Frequently Asked Questions
- Is entre nous a family-friendly restaurant?
- At JPY 20,000–39,999 per head in one of Kobe's more focused French counter formats, entre nous is not configured for casual family meals, though the restaurant formally welcomes children aged 10 and over.
- What should I expect atmosphere-wise at entre nous?

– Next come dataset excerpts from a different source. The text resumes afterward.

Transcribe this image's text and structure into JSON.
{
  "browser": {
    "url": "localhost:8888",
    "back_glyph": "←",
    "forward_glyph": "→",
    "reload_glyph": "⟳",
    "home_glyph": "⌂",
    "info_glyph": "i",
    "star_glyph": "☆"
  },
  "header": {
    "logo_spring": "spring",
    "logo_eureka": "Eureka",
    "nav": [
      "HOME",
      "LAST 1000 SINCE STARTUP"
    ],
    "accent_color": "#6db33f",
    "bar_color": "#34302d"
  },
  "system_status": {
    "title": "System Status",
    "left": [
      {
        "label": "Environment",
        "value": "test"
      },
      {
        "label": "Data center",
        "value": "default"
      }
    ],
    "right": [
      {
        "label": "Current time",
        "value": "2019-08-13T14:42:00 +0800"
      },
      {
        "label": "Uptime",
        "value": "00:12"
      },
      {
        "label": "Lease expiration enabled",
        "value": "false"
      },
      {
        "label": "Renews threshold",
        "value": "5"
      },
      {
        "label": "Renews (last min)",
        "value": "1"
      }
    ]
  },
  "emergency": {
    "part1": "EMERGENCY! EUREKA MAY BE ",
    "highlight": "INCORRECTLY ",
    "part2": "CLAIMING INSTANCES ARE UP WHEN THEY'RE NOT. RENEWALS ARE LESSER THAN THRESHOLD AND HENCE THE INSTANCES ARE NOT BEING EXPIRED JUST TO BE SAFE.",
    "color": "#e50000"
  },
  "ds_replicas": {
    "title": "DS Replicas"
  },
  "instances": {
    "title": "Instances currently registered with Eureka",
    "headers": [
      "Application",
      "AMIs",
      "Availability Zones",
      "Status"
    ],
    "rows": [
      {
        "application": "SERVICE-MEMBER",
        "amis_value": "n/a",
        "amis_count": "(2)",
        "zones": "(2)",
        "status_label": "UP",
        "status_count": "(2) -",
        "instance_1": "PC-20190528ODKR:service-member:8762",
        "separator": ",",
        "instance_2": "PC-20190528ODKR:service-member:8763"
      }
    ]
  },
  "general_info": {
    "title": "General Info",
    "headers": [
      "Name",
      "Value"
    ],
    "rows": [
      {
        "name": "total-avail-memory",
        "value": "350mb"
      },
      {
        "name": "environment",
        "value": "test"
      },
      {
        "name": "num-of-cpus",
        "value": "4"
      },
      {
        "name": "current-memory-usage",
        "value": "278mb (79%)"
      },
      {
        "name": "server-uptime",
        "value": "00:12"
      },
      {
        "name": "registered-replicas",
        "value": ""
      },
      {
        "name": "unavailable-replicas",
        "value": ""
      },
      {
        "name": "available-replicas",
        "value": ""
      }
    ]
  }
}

- Kobe's upper-tier French restaurants tend toward composed, quiet rooms where the cooking is the focal point. entre nous, with its 16-seat counter, 4.28 Tabelog score, and consecutive Bronze Awards, fits that pattern: a controlled, attentive environment where the counter format places guests in direct proximity to the kitchen, and the JPY 20,000–39,999 price range signals a room calibrated for concentration rather than occasion spectacle.
- What dish is entre nous famous for?
- No specific signature dish is documented in available records. The restaurant's Tabelog recognition and French classification are tied to Chef Hideki Takayama's broader approach of expressing Japanese terroir through French technique, which suggests a menu that shifts with season and sourcing rather than anchoring around a fixed set piece.